If Plaintiffs present evidence "tending to show that the suggested method of barrier removal is readily achievable under the particular circumstances," Heartwood then "bears the ultimate burden of persuasion that barrier removal is not readily achievable." Colorado Cross Disability, 264 F.3d at 1002-03. Modifications that are "unreasonably expensive and aesthetically destructive" are not readily achievable, nor is barrier removal that "would threaten or destroy the historic significance of the Building." Speciner v. Nationsbank, N.A., 215 F. Supp. 2d 622, 630, 631 (D. Md. 2002). "Cost and economic and operational impact" also factor in. Gathright-Dietrich, 435 F. Supp. at 1227. Accordingly, to carry their burden, Plaintiffs "must present evidence of: (1) a specific design to remove the barriers alleged; (2) the cost of removal or the proposed remedy; and (3) the effect on the finances and operation of the facility." Id. "[N]on- specific, conceptual proposals that [do] not provide any detailed cost analysis" are insufficient. Id. at 1274.
Plaintiffs have not presented any specific plans, cost estimates, or evidence regarding Heartwood's financial position or the effects that the modifications might have on Heartwood's operations. Plaintiffs disagree, contending that Peter Hansmeier's declaration shows that building a ramp and making other specific modifications are readily achievable. However, as discussed above, Peter Hansmeier's declaration and its exhibits have been stricken from the record. Even if it had remained in evidence, the Declaration lacks any of the detail described in Gathright-Dietrich. Thus, Plaintiffs have failed to prove that the modifications they propose are readily achievable and Heartwood is entitled to summary judgment.
4. MHRA Bias Claim
Under Minnesota Statutes Section 611A.79, "[a] person who is damaged by a bias offense has a civil cause of action against the person who committed the offense." Minn. Stat. § 611A.79, subd. 2. A "bias offense" is "conduct that would constitute a crime and was committed because of the victim's or another's actual or perceived . . . disability as defined in section 363A.03 . . . ." Minn. Stat. § 611A.79, subd. 1. Plaintiffs claim that Heartwood committed an unfair discriminatory act, a misdemeanor.
The MHRA provides:
It is an unfair discriminatory practice:
(1) to deny any person the full and equal enjoyment of the goods, services, facilities, privileges, advantages, and accommodations of a place of public accommodation because of . . . disability . . . ; or
(2) for a place of public accommodation not to make reasonable accommodation to the known physical, sensory, or mental disability of a disabled person.Minn. Stat. § 363A.11, subd. 1(a).

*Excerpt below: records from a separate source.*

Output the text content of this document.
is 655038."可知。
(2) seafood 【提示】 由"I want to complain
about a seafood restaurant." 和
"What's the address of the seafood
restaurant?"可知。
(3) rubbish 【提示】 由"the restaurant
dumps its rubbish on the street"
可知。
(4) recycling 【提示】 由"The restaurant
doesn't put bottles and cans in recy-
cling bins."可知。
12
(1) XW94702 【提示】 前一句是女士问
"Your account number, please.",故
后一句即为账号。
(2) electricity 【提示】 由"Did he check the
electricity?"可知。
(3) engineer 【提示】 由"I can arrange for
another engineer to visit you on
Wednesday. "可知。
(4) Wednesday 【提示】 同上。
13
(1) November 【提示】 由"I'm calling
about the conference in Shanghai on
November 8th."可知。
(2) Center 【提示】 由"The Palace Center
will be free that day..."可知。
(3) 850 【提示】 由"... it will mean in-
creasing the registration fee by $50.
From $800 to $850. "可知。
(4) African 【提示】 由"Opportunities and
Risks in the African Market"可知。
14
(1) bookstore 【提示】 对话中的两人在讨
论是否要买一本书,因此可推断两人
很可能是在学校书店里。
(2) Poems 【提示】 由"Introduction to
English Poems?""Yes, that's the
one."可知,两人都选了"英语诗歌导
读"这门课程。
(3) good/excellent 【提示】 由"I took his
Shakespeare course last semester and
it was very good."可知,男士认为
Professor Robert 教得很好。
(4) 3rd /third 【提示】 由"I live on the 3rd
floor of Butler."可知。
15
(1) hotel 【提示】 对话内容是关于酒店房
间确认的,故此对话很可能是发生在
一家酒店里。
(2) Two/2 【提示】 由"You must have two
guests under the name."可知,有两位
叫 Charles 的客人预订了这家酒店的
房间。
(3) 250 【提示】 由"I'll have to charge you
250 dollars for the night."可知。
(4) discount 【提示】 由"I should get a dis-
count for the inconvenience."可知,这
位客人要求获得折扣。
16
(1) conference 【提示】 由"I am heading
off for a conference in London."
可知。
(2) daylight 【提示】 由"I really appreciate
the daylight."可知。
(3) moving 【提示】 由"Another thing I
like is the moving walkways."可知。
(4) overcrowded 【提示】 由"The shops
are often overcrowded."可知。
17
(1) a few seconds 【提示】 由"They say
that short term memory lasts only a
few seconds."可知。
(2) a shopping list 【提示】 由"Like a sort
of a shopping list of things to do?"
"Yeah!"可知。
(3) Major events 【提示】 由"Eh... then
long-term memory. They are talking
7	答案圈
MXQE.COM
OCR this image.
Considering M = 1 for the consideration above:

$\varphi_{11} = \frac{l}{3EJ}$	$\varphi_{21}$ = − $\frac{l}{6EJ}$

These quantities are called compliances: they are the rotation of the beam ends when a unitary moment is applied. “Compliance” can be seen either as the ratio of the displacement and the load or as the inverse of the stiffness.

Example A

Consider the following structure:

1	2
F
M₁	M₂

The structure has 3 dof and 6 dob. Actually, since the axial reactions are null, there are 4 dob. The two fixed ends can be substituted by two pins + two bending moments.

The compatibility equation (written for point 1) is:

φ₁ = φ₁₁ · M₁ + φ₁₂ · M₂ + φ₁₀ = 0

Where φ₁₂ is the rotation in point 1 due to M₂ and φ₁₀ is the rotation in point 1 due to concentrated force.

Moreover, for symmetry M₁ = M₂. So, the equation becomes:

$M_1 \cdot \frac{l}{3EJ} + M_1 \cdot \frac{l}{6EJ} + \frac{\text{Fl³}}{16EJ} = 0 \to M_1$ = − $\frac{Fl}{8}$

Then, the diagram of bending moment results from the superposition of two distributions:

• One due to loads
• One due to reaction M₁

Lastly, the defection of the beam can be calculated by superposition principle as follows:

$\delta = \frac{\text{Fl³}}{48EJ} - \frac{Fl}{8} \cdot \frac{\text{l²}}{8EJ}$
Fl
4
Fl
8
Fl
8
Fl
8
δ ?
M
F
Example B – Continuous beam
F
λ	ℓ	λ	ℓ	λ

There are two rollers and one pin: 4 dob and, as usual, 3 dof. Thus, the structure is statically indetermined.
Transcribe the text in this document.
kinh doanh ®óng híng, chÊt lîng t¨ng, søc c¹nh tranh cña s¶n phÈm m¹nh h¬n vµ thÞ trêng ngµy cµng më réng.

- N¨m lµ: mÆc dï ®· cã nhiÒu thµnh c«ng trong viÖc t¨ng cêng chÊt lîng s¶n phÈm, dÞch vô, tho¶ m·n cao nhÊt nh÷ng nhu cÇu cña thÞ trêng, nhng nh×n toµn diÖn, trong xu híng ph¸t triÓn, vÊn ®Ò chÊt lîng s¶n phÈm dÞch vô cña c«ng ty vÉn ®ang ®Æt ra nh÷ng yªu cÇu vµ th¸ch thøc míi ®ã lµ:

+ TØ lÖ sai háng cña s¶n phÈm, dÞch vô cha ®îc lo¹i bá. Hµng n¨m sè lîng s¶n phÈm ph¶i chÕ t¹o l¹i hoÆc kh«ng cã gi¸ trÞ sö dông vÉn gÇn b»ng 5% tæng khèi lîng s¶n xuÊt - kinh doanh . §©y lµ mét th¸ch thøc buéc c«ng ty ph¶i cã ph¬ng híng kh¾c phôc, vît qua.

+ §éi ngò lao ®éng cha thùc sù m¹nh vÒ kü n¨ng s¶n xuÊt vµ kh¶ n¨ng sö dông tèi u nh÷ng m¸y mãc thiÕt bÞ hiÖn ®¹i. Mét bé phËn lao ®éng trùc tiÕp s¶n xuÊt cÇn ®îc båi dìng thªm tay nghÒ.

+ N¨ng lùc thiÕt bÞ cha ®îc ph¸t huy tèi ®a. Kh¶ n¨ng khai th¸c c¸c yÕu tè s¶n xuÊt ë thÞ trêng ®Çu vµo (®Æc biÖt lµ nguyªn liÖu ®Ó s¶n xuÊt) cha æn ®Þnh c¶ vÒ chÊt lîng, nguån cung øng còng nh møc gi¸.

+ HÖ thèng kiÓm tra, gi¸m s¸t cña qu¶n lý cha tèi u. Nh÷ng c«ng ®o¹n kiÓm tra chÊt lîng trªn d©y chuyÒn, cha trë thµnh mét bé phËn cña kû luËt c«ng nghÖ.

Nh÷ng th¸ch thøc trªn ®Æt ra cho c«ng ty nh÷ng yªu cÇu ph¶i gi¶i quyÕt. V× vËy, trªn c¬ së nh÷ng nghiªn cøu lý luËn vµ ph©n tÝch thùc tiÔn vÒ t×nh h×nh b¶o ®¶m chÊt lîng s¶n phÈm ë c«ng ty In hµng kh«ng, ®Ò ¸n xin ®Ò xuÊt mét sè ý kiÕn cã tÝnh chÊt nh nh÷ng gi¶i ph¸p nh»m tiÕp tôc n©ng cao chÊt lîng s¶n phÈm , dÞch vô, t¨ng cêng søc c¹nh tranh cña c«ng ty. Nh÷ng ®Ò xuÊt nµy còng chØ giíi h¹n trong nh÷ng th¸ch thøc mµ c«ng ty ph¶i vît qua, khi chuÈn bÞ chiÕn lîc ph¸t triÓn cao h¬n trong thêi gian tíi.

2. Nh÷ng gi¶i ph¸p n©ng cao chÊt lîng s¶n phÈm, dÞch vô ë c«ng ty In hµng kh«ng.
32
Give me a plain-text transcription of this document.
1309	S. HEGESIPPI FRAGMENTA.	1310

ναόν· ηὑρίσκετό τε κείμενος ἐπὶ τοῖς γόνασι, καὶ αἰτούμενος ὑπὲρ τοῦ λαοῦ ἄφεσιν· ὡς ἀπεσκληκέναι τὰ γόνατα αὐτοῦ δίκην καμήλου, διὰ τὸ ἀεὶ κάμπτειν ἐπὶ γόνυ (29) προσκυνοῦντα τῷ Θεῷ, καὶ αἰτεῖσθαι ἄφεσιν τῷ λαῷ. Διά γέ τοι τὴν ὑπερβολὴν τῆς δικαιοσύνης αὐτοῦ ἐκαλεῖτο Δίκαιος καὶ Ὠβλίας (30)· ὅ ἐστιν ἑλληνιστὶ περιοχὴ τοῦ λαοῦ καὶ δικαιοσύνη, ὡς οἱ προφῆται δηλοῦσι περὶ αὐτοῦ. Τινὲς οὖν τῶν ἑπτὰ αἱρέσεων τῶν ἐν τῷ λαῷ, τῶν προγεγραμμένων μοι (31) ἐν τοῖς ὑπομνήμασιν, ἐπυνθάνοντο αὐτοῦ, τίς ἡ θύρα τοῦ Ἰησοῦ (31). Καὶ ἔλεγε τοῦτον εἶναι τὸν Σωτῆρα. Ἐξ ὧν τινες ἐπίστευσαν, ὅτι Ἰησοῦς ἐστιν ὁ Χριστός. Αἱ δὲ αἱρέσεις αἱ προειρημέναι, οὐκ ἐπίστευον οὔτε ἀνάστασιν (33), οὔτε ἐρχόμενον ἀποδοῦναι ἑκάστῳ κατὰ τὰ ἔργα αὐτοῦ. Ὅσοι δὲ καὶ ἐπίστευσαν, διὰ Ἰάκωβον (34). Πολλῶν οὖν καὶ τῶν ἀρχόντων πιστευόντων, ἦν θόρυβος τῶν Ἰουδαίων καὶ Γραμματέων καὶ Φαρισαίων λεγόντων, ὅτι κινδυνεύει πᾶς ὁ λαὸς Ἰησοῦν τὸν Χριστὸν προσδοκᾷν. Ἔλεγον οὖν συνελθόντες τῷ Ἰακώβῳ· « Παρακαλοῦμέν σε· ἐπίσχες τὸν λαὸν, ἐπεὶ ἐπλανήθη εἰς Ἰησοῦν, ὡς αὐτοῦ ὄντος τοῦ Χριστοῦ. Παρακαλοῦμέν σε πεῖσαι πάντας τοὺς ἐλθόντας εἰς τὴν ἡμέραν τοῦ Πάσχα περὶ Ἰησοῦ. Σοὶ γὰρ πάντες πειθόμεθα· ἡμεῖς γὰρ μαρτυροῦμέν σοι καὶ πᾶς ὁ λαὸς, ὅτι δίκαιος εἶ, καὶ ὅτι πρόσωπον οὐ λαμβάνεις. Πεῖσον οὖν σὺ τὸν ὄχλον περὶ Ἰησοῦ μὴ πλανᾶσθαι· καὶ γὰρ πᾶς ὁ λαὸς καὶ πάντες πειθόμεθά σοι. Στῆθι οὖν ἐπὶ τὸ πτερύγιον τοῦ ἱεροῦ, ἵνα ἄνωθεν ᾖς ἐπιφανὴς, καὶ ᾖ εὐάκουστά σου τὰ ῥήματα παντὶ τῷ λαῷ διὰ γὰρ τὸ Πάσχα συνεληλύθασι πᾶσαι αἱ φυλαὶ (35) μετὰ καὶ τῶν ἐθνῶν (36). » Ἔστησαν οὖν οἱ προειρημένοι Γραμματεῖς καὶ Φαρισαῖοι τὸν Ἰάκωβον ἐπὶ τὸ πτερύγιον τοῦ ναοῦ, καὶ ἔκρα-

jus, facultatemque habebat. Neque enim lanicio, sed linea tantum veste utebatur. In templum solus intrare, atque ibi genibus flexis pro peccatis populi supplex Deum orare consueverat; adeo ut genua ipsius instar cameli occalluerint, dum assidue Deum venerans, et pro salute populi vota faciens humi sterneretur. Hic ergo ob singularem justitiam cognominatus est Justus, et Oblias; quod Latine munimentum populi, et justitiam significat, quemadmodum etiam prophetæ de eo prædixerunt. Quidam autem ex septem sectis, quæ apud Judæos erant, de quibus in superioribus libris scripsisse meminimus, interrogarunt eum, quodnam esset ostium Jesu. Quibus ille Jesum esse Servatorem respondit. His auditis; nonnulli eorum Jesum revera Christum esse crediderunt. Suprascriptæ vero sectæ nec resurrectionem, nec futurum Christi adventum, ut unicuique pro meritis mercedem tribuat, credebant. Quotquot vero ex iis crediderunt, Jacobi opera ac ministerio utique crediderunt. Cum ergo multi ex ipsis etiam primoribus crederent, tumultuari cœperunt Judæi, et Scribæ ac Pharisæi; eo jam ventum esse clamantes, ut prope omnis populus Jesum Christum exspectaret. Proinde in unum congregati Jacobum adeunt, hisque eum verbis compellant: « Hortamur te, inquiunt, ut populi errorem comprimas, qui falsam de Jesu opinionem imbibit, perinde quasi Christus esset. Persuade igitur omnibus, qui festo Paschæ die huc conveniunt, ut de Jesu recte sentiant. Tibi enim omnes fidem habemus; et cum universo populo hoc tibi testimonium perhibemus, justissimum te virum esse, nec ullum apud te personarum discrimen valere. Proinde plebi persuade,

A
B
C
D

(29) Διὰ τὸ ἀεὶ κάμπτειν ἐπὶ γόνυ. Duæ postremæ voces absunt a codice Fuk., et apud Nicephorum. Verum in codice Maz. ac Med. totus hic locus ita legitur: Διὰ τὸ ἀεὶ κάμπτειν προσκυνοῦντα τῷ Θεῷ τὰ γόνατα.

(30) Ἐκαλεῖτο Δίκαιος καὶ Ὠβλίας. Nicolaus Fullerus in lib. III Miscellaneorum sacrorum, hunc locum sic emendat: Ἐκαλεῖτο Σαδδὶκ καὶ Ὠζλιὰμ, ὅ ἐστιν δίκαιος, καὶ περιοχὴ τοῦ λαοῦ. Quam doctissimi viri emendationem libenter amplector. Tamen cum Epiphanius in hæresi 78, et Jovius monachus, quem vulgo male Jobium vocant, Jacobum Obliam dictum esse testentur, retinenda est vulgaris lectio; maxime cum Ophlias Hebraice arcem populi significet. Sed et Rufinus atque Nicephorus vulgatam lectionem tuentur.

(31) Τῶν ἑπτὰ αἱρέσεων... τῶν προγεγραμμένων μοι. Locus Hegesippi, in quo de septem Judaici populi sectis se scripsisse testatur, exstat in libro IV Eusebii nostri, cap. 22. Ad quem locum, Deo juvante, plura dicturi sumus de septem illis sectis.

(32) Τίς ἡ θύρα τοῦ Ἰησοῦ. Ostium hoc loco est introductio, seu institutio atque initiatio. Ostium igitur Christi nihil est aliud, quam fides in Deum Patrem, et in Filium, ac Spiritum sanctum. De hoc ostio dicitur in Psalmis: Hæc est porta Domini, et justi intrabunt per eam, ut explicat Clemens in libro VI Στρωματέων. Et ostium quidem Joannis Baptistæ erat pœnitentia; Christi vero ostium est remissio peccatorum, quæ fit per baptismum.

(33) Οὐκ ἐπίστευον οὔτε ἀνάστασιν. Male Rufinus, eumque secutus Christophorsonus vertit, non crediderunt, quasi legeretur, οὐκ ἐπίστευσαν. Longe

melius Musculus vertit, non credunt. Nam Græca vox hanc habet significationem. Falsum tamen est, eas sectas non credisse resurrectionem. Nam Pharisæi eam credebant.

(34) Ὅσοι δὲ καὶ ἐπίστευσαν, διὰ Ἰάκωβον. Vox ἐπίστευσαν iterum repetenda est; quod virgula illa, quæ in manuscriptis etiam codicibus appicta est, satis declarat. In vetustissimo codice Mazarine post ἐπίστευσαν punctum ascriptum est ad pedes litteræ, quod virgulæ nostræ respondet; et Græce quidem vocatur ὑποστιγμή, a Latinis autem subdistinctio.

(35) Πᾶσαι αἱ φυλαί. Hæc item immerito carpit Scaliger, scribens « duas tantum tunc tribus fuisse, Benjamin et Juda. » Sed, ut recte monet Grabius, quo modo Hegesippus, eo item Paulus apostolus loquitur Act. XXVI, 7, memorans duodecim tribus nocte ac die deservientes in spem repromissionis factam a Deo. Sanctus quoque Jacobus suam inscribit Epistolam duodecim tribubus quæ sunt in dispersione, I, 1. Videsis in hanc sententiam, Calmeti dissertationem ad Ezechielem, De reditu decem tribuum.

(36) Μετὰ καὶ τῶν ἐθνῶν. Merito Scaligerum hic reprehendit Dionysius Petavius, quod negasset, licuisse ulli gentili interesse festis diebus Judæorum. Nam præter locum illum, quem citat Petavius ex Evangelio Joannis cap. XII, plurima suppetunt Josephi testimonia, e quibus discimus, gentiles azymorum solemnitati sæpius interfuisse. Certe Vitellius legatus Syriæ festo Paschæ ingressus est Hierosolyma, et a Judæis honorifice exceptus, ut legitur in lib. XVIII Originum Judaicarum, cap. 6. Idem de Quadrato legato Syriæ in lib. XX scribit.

Simply put, Heartwood has not committed a crime. Plaintiffs contend that Heartwood discriminated against them by failing to remove architectural barriers where such removal is readily achievable. As discussed above, removal of architectural barriers at 889 Grand is not readily achievable, therefore Plaintiffs' MHRA claim fails.
Accordingly, IT IS HEREBY ORDERED that:
1. Heartwood's Motion to Strike (Docket No. 35) is GRANTED;
2. Plaintiffs will pay Heartwood's costs and attorney's fees associated with bringing the Motion to Strike; and
3. Heartwood's Motion for Summary Judgment (Docket No. 13) is GRANTED.
LET JUDGMENT BE ENTERED ACCORDINGLY.